The Middle-Aged Guide to Growing Up: The Boomer Trinity

I’m a Boomer. In the summer of 1969, I was 15 years old and I lived in Connecticut. Unlike thousands who went, I had an actual ticket to Woodstock, but I didn’t go. I couldn’t find a ride. I’d bought the ticket ($10!) at my local record store, the same one I’d lined up outside 5 years before for my first Beatles record. I recently bought the new David Bowie album on iTunes, and the new Bob Dylan, Rosanne Cash and Bonnie Raitt offerings, but few of the artists on my iPhone are younger than me.

The point is, rock ‘n’ roll has been a vital part of my life for ever, it seems. You know what they say about the Boomers, we lived for sex and drugs and rock ‘n’ roll. Well, the rock ‘n’ roll has stayed, as you can see. I’ve seen Dylan live at least 4 times across the years, charting the passages of my life, as he got better and worse, and better again.

As for the sex, we were the lucky generation. We squeezed all our fun in between the invention of the pill in 1965 (the end of the Baby Boom) and the beginning of the AIDS epidemic in 1982. During those 17 years, sex was fun, fearless, fabulous and free. Everyone was allowed to have a good time, with whomever they liked, at no real cost except (possibly) hurt feelings. Pregnancy or death were not the probable outcomes. My generation took full advantage of this uniquely libidinous window, and it fuelled a hectic and lasting burst of literature, music and art. By the time AIDS arrived, we’d found our one-and-onlies, married and settled down. No more need for the abundant free sex, but we were better practitioners of the art as a result. The sex nowadays is like a vintage car; smooth and gracious as long as you don’t push it. Viagra use isn’t as common in our demographic as the ads lead you to believe. It’s really more the province of the stressed-out 30 and 40 year olds, and that’s what I mean by pushing it. To be fair, their stress is mostly caused by striving to get into the jobs we’ve been sitting on for so long.
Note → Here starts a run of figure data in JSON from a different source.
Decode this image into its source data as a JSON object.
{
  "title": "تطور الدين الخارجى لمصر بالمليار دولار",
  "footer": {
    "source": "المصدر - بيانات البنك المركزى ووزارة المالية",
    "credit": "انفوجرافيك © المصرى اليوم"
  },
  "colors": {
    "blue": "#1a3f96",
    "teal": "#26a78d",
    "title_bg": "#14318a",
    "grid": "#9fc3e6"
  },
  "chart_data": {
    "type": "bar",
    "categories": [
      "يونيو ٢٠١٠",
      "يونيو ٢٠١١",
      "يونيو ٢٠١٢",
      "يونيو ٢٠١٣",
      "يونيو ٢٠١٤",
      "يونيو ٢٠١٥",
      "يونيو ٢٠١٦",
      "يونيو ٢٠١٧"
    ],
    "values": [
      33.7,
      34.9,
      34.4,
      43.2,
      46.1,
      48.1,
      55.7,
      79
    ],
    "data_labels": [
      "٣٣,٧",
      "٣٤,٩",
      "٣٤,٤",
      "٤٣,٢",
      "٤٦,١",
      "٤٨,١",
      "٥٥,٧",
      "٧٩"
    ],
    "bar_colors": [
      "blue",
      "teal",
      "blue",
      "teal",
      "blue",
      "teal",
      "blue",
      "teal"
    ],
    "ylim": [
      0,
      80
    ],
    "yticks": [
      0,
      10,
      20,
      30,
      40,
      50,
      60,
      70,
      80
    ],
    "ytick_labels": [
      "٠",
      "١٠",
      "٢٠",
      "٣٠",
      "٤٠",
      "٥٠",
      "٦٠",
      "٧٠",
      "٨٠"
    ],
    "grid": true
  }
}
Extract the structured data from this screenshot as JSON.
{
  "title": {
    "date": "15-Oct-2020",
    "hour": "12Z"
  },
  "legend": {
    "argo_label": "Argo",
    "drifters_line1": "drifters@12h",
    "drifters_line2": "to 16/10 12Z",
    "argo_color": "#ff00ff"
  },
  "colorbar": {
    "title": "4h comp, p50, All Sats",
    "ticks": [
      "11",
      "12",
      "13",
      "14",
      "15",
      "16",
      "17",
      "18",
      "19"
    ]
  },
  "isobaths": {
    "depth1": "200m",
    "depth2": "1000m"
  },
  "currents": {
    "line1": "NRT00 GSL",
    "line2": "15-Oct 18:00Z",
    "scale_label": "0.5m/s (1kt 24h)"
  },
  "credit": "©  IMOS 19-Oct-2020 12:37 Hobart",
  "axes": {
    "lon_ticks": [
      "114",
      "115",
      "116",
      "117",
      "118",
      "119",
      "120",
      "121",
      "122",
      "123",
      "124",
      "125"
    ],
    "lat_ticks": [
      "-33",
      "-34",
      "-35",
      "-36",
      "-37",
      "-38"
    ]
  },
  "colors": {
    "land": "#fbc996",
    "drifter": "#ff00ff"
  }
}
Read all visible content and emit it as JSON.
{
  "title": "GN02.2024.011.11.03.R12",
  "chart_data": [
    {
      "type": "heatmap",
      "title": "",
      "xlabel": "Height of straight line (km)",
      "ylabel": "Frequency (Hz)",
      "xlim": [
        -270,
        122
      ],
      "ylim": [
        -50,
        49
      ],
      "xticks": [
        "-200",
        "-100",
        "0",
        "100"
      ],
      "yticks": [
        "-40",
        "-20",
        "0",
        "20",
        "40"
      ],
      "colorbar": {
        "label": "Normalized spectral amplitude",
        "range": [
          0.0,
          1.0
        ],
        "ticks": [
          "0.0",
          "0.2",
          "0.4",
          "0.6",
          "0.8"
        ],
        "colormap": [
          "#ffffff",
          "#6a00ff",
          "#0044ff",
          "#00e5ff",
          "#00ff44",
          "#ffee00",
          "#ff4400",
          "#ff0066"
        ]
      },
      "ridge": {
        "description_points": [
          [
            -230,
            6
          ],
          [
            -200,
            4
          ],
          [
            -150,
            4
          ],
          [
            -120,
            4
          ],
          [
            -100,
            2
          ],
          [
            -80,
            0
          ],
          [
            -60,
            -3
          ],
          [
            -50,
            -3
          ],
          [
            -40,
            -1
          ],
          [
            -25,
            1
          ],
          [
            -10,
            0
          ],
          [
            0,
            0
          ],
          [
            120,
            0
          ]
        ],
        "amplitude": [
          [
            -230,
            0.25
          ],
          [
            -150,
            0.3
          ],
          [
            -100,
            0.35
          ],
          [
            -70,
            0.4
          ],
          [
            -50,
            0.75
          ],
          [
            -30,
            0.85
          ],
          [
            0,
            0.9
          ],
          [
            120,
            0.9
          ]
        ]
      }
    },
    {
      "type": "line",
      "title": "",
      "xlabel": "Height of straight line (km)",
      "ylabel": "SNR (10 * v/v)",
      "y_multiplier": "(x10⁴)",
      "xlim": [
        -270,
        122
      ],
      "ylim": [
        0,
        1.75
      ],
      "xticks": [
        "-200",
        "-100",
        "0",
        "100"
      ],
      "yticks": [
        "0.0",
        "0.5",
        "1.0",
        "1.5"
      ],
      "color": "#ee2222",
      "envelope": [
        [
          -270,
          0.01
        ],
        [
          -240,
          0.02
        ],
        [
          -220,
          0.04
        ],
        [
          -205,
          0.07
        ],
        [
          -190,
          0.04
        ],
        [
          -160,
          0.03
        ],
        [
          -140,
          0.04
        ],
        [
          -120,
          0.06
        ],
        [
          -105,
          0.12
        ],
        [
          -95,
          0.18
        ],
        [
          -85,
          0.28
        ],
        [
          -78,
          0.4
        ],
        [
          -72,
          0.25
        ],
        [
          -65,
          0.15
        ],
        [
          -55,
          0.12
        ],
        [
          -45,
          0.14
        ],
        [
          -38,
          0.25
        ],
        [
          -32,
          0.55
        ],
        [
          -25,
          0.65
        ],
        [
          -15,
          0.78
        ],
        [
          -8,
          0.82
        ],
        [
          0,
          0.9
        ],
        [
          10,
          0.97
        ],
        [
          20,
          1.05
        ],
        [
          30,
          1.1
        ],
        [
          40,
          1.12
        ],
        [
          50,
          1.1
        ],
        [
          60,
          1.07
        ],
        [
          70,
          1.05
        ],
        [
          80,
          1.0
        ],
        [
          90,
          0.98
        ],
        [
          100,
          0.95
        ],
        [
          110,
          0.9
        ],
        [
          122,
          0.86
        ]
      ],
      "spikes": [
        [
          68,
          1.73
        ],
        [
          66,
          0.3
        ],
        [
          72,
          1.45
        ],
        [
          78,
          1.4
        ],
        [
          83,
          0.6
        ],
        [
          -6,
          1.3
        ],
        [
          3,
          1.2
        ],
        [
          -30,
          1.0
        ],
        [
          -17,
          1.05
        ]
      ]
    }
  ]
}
Then there’s the drugs. I smoked pot when I was 15, before I ever really drank. When I was a kid, booze was hard for a teenager to get, but pot wasn’t. You could grow it in the back yard, and no one’s parents knew what it looked like. By the time I was old enough to drink, I didn’t really want to, because smoking pot was so much more fun. Our parents drank hard liquor, and the younger adults in their 30s and 40s are reigniting a hard liquor trend today, but it skipped the Boomers. Wine was our drink (remember Blue Nun? Egri Bikaver?), and beer for hot afternoons and nights at the clubs. And  I’m not saying everyone continues smoking pot into their 50s, but there is a demographic bulge in cannabis usage that corresponds with the baby boom, and they’re going to be getting high at the retirement home in the coming years.
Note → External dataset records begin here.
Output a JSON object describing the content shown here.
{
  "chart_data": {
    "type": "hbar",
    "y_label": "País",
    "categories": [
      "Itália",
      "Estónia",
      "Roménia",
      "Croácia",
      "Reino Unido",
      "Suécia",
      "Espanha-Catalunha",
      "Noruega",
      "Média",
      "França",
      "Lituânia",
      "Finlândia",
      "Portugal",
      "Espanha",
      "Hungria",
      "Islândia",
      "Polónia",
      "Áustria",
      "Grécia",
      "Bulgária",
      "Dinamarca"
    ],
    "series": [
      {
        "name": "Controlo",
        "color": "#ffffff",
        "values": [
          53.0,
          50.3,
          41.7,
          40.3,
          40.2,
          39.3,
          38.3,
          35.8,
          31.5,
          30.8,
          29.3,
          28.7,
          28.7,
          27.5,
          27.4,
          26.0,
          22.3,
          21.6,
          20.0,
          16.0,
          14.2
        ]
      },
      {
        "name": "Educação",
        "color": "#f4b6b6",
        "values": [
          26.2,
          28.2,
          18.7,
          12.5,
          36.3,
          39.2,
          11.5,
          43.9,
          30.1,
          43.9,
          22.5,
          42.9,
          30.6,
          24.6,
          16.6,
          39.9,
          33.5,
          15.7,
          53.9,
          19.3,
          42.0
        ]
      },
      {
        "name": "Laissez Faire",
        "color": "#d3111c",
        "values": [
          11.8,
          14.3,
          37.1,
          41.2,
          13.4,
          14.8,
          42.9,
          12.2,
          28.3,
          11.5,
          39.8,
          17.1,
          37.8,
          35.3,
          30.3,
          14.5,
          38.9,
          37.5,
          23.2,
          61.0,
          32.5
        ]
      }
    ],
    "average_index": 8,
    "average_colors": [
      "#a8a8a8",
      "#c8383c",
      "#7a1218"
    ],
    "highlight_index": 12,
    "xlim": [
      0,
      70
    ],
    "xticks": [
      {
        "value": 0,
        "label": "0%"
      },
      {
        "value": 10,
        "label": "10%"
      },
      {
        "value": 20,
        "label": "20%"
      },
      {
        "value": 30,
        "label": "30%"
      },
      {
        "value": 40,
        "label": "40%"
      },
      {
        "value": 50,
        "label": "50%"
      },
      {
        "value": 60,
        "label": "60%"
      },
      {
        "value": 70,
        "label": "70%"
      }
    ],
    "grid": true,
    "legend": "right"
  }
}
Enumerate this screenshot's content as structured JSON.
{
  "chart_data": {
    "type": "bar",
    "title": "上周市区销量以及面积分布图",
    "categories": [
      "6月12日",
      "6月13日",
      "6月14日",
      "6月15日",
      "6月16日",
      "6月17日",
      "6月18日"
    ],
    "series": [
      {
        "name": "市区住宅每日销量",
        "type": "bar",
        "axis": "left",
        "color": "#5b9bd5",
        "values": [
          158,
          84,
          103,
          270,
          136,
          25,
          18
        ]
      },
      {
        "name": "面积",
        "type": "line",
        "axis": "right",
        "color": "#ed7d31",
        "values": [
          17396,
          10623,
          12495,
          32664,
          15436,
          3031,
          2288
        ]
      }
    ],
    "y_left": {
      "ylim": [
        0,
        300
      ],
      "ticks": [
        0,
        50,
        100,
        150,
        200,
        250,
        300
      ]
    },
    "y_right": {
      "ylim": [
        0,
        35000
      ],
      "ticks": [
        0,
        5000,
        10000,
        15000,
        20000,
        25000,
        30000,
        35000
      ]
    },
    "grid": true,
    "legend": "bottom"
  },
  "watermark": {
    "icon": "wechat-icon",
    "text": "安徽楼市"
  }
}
So there you have it; sex (still happening, just not as frantically), drugs (still happening, just a better grade of product) and rock ‘n’’ roll (still happening, and still one of the most important things in life). The holy trinity for the Boomers. For some, the sex has become hot yoga, the drugs have become Paxil and the rock ‘n’ roll has become Norah Jones, but it’s all the same mojo, we’ve remained true to our roots.